Additional changes to the framework include:
- Increased discussion related to the definition of internal control, its related components, and how the components relate to objectives.
- The framework reiterates the importance of compliance and meeting operational objectives while clarifying that objective setting is a component of risk assessment and not a part of internal control
- Establishment of a specific principle related to Information Technology (IT) control with emphasis on the sophistication and complexity of online real-time transaction processing systems and the dramatic impact on the availability of and access to information. The framework notes the evolving nature of the impact of technology on the control environment and the inherent limitations of the framework when applied to emerging technological trends such as cloud computing and the use of social media.
- Expansion of the governance concepts related to the board of directors and related audit, compensation, and nomination/governance subcommittees.
- Expansion of guidance for objectives related to reporting to incorporate that which that takes place beyond annual financial reporting. The framework subdivides reporting into four sub-categories, External Financial Reporting, External Non-Financial Reporting, Internal Financial Reporting, and Internal Non-Financial Reporting, and provides discussion on the characteristics of each sub-category. The framework provides emphasizes the impact of information and communication controls on the managements objectives relating to the reliability of reporting.
- Establishment of a specific risk assessment principle that dictates that an organization must consider the potential for fraud when assessing the risks to the achievement of objectives.
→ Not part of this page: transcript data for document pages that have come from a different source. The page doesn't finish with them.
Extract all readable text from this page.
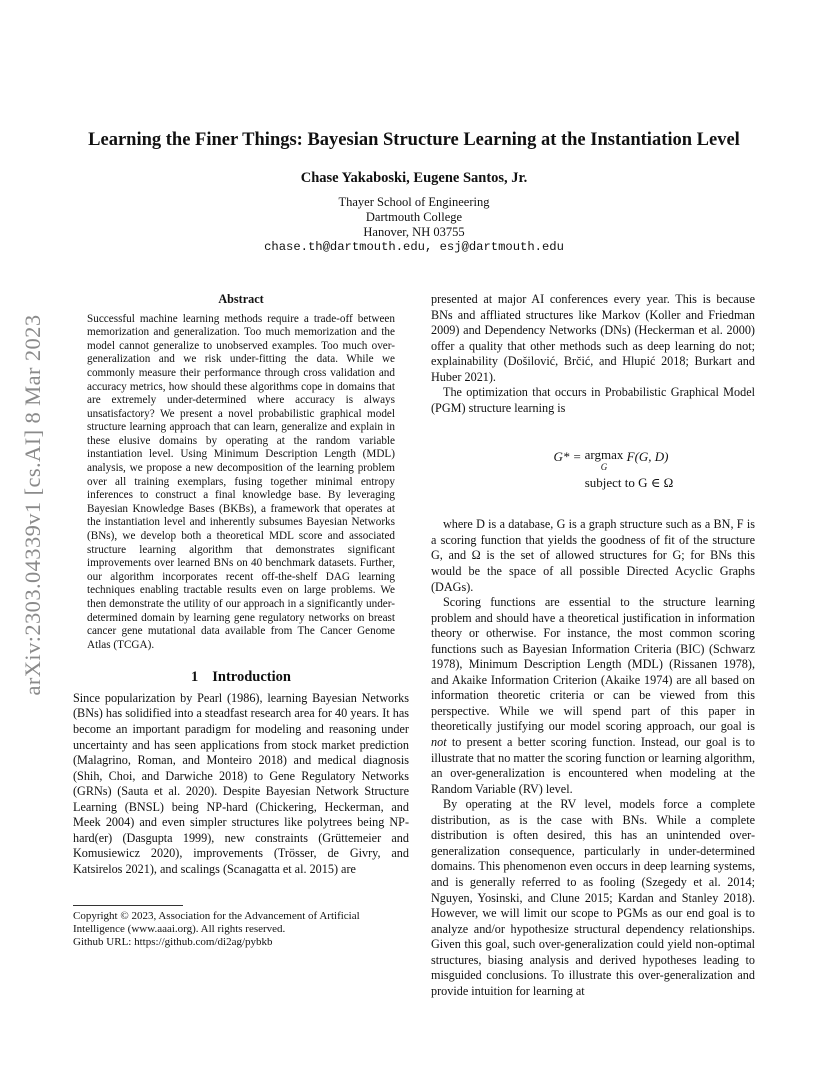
arXiv:2303.04339v1 [cs.AI] 8 Mar 2023
Learning the Finer Things: Bayesian Structure Learning at the Instantiation Level
Chase Yakaboski, Eugene Santos, Jr.
Thayer School of Engineering
Dartmouth College
Hanover, NH 03755
chase.th@dartmouth.edu, esj@dartmouth.edu
Abstract

Successful machine learning methods require a trade-off between memorization and generalization. Too much memorization and the model cannot generalize to unobserved examples. Too much over-generalization and we risk under-fitting the data. While we commonly measure their performance through cross validation and accuracy metrics, how should these algorithms cope in domains that are extremely under-determined where accuracy is always unsatisfactory? We present a novel probabilistic graphical model structure learning approach that can learn, generalize and explain in these elusive domains by operating at the random variable instantiation level. Using Minimum Description Length (MDL) analysis, we propose a new decomposition of the learning problem over all training exemplars, fusing together minimal entropy inferences to construct a final knowledge base. By leveraging Bayesian Knowledge Bases (BKBs), a framework that operates at the instantiation level and inherently subsumes Bayesian Networks (BNs), we develop both a theoretical MDL score and associated structure learning algorithm that demonstrates significant improvements over learned BNs on 40 benchmark datasets. Further, our algorithm incorporates recent off-the-shelf DAG learning techniques enabling tractable results even on large problems. We then demonstrate the utility of our approach in a significantly under-determined domain by learning gene regulatory networks on breast cancer gene mutational data available from The Cancer Genome Atlas (TCGA).

1 Introduction

Since popularization by Pearl (1986), learning Bayesian Networks (BNs) has solidified into a steadfast research area for 40 years. It has become an important paradigm for modeling and reasoning under uncertainty and has seen applications from stock market prediction (Malagrino, Roman, and Monteiro 2018) and medical diagnosis (Shih, Choi, and Darwiche 2018) to Gene Regulatory Networks (GRNs) (Sauta et al. 2020). Despite Bayesian Network Structure Learning (BNSL) being NP-hard (Chickering, Heckerman, and Meek 2004) and even simpler structures like polytrees being NP-hard(er) (Dasgupta 1999), new constraints (Grüttemeier and Komusiewicz 2020), improvements (Trösser, de Givry, and Katsirelos 2021), and scalings (Scanagatta et al. 2015) are

Copyright © 2023, Association for the Advancement of Artificial Intelligence (www.aaai.org). All rights reserved.
Github URL: https://github.com/di2ag/pybkb

presented at major AI conferences every year. This is because BNs and affliated structures like Markov (Koller and Friedman 2009) and Dependency Networks (DNs) (Heckerman et al. 2000) offer a quality that other methods such as deep learning do not; explainability (Došilović, Brčić, and Hlupić 2018; Burkart and Huber 2021).

The optimization that occurs in Probabilistic Graphical Model (PGM) structure learning is

G* = argmax
G
F(G, D)
subject to G ∈ Ω

where D is a database, G is a graph structure such as a BN, F is a scoring function that yields the goodness of fit of the structure G, and Ω is the set of allowed structures for G; for BNs this would be the space of all possible Directed Acyclic Graphs (DAGs).

Scoring functions are essential to the structure learning problem and should have a theoretical justification in information theory or otherwise. For instance, the most common scoring functions such as Bayesian Information Criteria (BIC) (Schwarz 1978), Minimum Description Length (MDL) (Rissanen 1978), and Akaike Information Criterion (Akaike 1974) are all based on information theoretic criteria or can be viewed from this perspective. While we will spend part of this paper in theoretically justifying our model scoring approach, our goal is not to present a better scoring function. Instead, our goal is to illustrate that no matter the scoring function or learning algorithm, an over-generalization is encountered when modeling at the Random Variable (RV) level.

By operating at the RV level, models force a complete distribution, as is the case with BNs. While a complete distribution is often desired, this has an unintended over-generalization consequence, particularly in under-determined domains. This phenomenon even occurs in deep learning systems, and is generally referred to as fooling (Szegedy et al. 2014; Nguyen, Yosinski, and Clune 2015; Kardan and Stanley 2018). However, we will limit our scope to PGMs as our end goal is to analyze and/or hypothesize structural dependency relationships. Given this goal, such over-generalization could yield non-optimal structures, biasing analysis and derived hypotheses leading to misguided conclusions. To illustrate this over-generalization and provide intuition for learning at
- Consideration of the extended business model and organizational structures that utilize external parties for outsourcing arrangements and various types of joint venture operations. The framework emphasizes that those activities that are managed internally and externally are a critical component of internal control and management must maintain its responsibility to manage the risks associated with these activities.
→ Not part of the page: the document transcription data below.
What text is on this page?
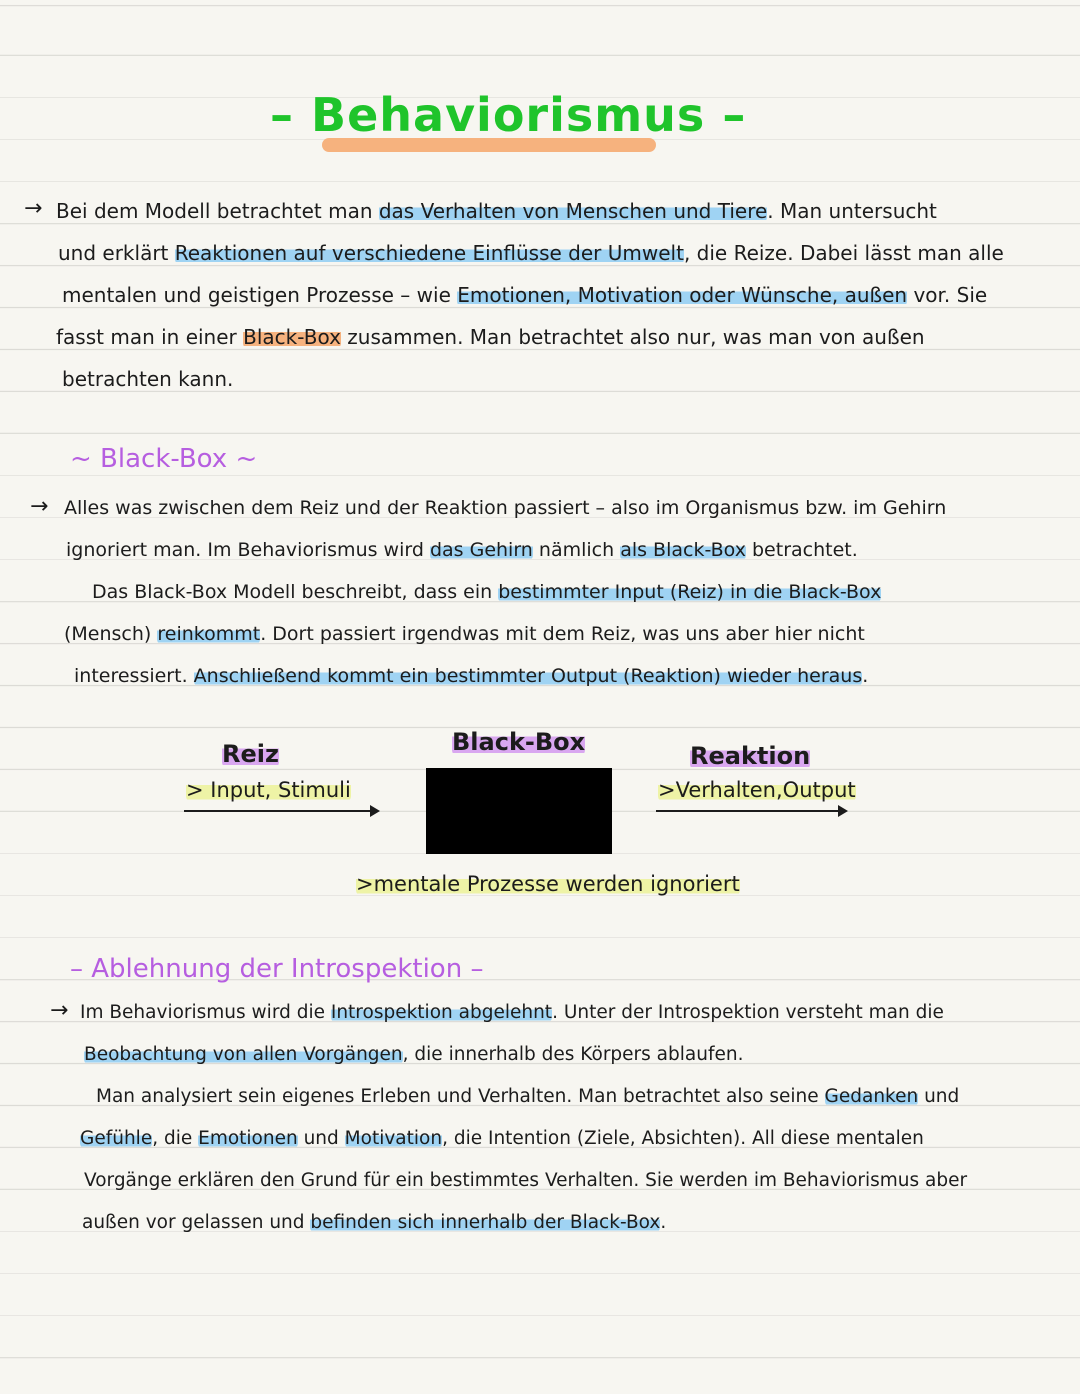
– Behaviorismus –
→ Bei dem Modell betrachtet man das Verhalten von Menschen und Tiere. Man untersucht
und erklärt Reaktionen auf verschiedene Einflüsse der Umwelt, die Reize. Dabei lässt man alle
mentalen und geistigen Prozesse – wie Emotionen, Motivation oder Wünsche, außen vor. Sie
fasst man in einer Black-Box zusammen. Man betrachtet also nur, was man von außen
betrachten kann.
~ Black-Box ~
→ Alles was zwischen dem Reiz und der Reaktion passiert – also im Organismus bzw. im Gehirn
ignoriert man. Im Behaviorismus wird das Gehirn nämlich als Black-Box betrachtet.
Das Black-Box Modell beschreibt, dass ein bestimmter Input (Reiz) in die Black-Box
(Mensch) reinkommt. Dort passiert irgendwas mit dem Reiz, was uns aber hier nicht
interessiert. Anschließend kommt ein bestimmter Output (Reaktion) wieder heraus.
Reiz
> Input, Stimuli
Black-Box	Reaktion
>Verhalten,Output
>mentale Prozesse werden ignoriert
– Ablehnung der Introspektion –
→ Im Behaviorismus wird die Introspektion abgelehnt. Unter der Introspektion versteht man die
Beobachtung von allen Vorgängen, die innerhalb des Körpers ablaufen.
Man analysiert sein eigenes Erleben und Verhalten. Man betrachtet also seine Gedanken und
Gefühle, die Emotionen und Motivation, die Intention (Ziele, Absichten). All diese mentalen
Vorgänge erklären den Grund für ein bestimmtes Verhalten. Sie werden im Behaviorismus aber
außen vor gelassen und befinden sich innerhalb der Black-Box.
While the framework reiterates that the establishment and maintenance of a sound control environment is solely the responsibility of management, the internal audit function must play a key role in its evaluation. The updated framework provides a critical tool that can assist the internal audit function maintain the role of trusted advisor to management on the actions necessary to maintain a sound control environment and effectively manage risk. The explicit listing of the 17 principles increases the usability of the framework when the internal audit function performs activities related to evaluation of the design and effectiveness of internal control testing programs. Internal audit will continue to play a critical role in providing management guidance and perform assessments on the organization’s internal control suite to ensure it satisfies the updated principles.